Just bandages soaked through with something black and pulsing. Like mold had taken root in its skull.
The crying came again—but the thing didn't move its mouth.
It didn't have one.
My body refused to move.
The spirit came closer.
The lights above flickered and popped. The air began to buzz. My ears rang. And still, the thing came closer—not crawling, not lunging. Just… arriving.
Its hand brushed the wall beside me.
The concrete cracked.
Not shattered.
Withered.
Like the wall had aged a hundred years in a second.
I tried to crawl backward.
I couldn't.
My hands weren't responding.
My legs were numb.
The crying spirit lowered its head toward mine.
That's when my tattoo flared.
Not in pain.
In warning.
The heat surged outward from my right arm, spread through my chest, and then into the air like smoke. The world shimmered.
The crying stopped.
The spirit's gauze fluttered, though there was no wind.

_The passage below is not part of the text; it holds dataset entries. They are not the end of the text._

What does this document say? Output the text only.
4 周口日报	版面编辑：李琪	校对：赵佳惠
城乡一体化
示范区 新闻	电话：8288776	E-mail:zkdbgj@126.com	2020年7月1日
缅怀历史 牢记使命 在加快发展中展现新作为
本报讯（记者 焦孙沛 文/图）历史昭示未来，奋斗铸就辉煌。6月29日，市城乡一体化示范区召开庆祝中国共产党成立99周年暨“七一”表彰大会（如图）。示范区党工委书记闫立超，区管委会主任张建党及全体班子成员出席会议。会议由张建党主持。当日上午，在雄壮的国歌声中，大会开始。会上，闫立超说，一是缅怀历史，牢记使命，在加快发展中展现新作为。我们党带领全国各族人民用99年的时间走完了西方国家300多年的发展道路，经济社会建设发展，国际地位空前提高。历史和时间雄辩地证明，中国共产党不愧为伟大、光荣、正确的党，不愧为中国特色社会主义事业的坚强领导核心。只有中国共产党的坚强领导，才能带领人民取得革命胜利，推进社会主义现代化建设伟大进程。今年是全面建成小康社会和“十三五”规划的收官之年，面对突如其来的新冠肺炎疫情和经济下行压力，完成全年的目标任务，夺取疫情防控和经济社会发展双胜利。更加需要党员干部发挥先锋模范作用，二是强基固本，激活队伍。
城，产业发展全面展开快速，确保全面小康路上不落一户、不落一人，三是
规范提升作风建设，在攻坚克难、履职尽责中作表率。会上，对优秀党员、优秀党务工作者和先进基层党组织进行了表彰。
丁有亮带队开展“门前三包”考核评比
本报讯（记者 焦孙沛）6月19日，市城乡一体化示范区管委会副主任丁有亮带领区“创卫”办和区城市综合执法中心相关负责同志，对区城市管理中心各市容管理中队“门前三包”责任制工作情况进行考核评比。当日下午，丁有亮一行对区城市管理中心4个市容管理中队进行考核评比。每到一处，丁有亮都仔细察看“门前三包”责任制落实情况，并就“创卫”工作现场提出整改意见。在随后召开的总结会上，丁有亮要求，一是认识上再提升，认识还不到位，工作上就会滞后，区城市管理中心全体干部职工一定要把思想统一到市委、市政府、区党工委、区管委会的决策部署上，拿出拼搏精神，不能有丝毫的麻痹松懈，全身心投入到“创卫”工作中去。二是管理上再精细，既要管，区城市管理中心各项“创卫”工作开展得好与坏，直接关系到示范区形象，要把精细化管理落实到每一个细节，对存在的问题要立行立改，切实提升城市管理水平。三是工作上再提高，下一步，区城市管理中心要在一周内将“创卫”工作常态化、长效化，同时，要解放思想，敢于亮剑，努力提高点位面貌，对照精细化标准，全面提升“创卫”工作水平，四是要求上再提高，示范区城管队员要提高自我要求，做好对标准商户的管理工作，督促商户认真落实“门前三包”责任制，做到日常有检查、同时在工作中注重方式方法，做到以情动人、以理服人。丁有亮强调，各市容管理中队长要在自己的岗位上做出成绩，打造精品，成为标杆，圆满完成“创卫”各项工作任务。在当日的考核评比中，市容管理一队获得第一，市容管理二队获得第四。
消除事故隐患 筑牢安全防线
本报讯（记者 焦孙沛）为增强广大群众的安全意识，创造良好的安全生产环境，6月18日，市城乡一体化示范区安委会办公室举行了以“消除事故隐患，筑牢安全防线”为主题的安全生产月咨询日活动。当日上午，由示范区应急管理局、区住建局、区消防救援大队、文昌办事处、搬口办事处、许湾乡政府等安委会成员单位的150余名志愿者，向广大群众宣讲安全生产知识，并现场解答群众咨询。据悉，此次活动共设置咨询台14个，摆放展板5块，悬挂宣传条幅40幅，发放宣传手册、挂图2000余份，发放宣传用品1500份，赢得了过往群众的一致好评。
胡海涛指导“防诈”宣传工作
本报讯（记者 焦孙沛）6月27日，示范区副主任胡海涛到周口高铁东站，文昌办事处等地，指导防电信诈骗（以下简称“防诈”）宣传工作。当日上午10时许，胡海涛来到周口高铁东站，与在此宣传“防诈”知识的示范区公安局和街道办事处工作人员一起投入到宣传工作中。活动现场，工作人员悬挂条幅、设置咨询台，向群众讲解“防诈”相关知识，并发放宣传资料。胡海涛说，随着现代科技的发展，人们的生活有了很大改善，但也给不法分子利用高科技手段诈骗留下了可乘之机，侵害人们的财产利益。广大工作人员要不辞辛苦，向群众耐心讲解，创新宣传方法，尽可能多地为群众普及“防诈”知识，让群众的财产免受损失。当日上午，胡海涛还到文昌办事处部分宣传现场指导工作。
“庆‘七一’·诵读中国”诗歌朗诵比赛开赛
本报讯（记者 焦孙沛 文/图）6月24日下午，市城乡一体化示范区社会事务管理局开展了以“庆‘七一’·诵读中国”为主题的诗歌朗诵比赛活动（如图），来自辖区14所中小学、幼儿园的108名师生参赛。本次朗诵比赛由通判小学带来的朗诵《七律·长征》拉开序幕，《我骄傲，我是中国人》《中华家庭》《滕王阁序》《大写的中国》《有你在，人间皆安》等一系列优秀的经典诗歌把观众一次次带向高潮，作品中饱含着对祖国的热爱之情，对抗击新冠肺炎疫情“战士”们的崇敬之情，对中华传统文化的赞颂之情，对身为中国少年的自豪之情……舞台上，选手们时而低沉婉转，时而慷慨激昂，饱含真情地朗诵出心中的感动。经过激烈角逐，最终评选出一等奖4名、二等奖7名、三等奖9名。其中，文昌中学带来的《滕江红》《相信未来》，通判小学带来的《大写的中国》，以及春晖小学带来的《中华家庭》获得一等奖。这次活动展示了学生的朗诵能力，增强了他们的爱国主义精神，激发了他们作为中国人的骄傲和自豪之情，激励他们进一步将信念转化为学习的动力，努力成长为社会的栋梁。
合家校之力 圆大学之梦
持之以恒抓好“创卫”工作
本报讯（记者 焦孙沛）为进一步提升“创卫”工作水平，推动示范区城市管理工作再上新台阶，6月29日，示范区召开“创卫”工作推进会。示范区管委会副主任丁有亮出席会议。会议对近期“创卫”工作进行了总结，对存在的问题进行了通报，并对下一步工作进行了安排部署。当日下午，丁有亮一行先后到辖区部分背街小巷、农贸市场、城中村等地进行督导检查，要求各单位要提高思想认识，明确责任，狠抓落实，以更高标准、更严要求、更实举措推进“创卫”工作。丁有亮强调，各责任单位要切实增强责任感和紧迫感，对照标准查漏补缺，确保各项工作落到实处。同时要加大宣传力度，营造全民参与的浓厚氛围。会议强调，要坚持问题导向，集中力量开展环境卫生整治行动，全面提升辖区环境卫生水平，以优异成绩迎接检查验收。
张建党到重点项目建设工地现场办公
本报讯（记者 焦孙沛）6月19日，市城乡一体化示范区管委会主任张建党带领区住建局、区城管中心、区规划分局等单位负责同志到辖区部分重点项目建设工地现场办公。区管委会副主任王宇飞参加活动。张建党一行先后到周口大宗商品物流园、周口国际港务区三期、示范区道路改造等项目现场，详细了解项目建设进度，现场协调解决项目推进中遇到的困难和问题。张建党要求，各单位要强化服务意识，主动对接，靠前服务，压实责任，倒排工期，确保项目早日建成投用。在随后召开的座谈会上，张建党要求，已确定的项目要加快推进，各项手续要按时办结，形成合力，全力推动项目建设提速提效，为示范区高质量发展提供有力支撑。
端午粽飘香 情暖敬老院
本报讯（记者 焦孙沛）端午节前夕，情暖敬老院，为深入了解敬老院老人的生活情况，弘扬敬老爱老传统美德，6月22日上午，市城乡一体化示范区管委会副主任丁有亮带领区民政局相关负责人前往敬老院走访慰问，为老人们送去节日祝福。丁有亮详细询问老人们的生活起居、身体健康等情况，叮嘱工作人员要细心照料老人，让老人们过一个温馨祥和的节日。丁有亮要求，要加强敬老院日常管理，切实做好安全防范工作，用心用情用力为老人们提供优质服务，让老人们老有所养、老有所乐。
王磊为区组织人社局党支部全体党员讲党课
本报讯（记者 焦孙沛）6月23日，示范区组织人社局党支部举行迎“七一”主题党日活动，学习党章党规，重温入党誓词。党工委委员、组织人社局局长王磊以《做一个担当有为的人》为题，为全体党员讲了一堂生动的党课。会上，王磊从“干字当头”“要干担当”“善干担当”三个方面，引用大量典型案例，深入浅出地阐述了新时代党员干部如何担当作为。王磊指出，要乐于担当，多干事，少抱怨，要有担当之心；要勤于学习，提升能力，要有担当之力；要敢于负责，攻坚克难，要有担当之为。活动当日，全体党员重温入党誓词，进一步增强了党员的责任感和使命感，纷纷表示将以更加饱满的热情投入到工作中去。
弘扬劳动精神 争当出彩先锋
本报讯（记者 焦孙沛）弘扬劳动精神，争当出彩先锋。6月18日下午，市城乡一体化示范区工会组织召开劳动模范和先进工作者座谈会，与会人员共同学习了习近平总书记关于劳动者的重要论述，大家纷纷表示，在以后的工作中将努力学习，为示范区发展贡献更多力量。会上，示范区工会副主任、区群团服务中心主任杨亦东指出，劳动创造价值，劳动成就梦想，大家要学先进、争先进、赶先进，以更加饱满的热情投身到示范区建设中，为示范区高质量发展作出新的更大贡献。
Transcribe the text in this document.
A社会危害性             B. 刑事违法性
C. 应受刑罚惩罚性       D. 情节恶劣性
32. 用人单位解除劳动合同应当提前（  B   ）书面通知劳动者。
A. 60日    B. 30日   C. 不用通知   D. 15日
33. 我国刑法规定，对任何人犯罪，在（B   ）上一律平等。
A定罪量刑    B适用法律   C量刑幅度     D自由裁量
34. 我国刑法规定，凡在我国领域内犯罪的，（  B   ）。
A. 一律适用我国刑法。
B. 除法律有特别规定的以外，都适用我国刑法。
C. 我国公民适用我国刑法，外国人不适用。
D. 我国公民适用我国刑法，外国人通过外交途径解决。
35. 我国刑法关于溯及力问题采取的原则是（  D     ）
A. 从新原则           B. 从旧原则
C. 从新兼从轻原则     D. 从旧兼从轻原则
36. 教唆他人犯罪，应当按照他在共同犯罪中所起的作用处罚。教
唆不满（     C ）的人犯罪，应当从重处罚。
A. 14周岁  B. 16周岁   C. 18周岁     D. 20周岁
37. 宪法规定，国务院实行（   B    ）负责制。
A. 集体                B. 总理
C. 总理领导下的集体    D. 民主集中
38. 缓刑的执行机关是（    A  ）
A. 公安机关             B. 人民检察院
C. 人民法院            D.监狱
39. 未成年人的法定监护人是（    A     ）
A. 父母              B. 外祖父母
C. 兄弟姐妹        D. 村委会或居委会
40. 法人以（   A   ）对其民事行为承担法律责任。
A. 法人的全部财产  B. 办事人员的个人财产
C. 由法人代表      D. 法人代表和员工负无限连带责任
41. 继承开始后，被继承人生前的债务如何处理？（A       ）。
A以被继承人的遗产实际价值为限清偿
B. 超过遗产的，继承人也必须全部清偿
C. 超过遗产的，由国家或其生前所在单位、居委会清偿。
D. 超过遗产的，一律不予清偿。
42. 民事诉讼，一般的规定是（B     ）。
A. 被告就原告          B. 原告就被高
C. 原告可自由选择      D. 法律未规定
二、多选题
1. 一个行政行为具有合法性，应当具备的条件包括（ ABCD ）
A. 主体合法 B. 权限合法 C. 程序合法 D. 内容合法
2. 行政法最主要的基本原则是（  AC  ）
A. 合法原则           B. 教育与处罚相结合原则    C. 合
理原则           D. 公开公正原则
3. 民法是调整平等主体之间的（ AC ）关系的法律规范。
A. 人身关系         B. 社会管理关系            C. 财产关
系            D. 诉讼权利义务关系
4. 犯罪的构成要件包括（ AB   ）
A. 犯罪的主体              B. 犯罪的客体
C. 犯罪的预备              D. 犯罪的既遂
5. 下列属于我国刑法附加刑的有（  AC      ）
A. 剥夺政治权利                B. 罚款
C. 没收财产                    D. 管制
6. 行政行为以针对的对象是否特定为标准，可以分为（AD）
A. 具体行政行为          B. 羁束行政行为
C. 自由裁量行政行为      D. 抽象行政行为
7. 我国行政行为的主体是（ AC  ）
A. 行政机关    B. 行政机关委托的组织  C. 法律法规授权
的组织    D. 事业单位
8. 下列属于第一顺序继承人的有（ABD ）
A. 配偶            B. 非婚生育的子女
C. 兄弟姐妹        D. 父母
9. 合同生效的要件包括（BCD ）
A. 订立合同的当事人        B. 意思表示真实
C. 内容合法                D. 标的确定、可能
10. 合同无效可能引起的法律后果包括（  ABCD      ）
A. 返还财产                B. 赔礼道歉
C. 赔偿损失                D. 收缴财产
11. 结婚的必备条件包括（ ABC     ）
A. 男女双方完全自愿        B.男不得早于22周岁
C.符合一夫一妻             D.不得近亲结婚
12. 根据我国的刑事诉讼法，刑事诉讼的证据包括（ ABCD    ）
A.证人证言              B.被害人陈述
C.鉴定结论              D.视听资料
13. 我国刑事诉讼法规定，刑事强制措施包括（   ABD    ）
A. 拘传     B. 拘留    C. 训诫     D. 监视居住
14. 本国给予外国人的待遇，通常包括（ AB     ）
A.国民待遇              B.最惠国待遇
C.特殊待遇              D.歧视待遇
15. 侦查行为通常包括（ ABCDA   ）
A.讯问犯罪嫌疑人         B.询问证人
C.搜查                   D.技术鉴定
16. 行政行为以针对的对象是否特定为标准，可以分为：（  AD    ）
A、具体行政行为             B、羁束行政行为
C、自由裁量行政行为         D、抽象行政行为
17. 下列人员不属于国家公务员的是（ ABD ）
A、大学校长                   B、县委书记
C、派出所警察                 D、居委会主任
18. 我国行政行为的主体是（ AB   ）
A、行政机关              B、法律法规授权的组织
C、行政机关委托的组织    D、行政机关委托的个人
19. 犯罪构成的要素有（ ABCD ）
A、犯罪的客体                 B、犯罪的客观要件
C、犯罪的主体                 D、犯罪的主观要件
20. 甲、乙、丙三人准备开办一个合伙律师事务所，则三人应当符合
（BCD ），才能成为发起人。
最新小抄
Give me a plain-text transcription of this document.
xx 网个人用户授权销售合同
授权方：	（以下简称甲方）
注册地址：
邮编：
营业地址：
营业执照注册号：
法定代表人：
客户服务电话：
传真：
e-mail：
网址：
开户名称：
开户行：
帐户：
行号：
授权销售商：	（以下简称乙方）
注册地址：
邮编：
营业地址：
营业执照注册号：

And then its body jerked violently backward—like something had hit it from inside.
It convulsed.
Screamed.
Not with sound.
With pressure.
The air around it cracked.
I couldn't see anything, but I felt it—something holy and vicious, pouring from me like breath I'd been holding too long. The spirit's bandages blackened. Its body twisted. Then it vanished into itself like a flame snuffed out by its own heat.
Silence followed.
Real silence.
Not the absence of noise—something more complete.
The air returned to normal.
My arms collapsed beneath me.
I vomited blood.
My vision swam.
Somewhere above me, I heard footsteps.
Real ones.
Clean. Intentional.
I looked up.
There was a figure at the edge of the stairwell.
White hair.
Blindfold.
Standing still, like he'd been watching for a while.
His head tilted slightly.
"Well," he said, his voice echoing faintly down the tunnel. "That's new."
And for the first time since arriving in this world, I wasn't alone.
I passed out before I could speak his name.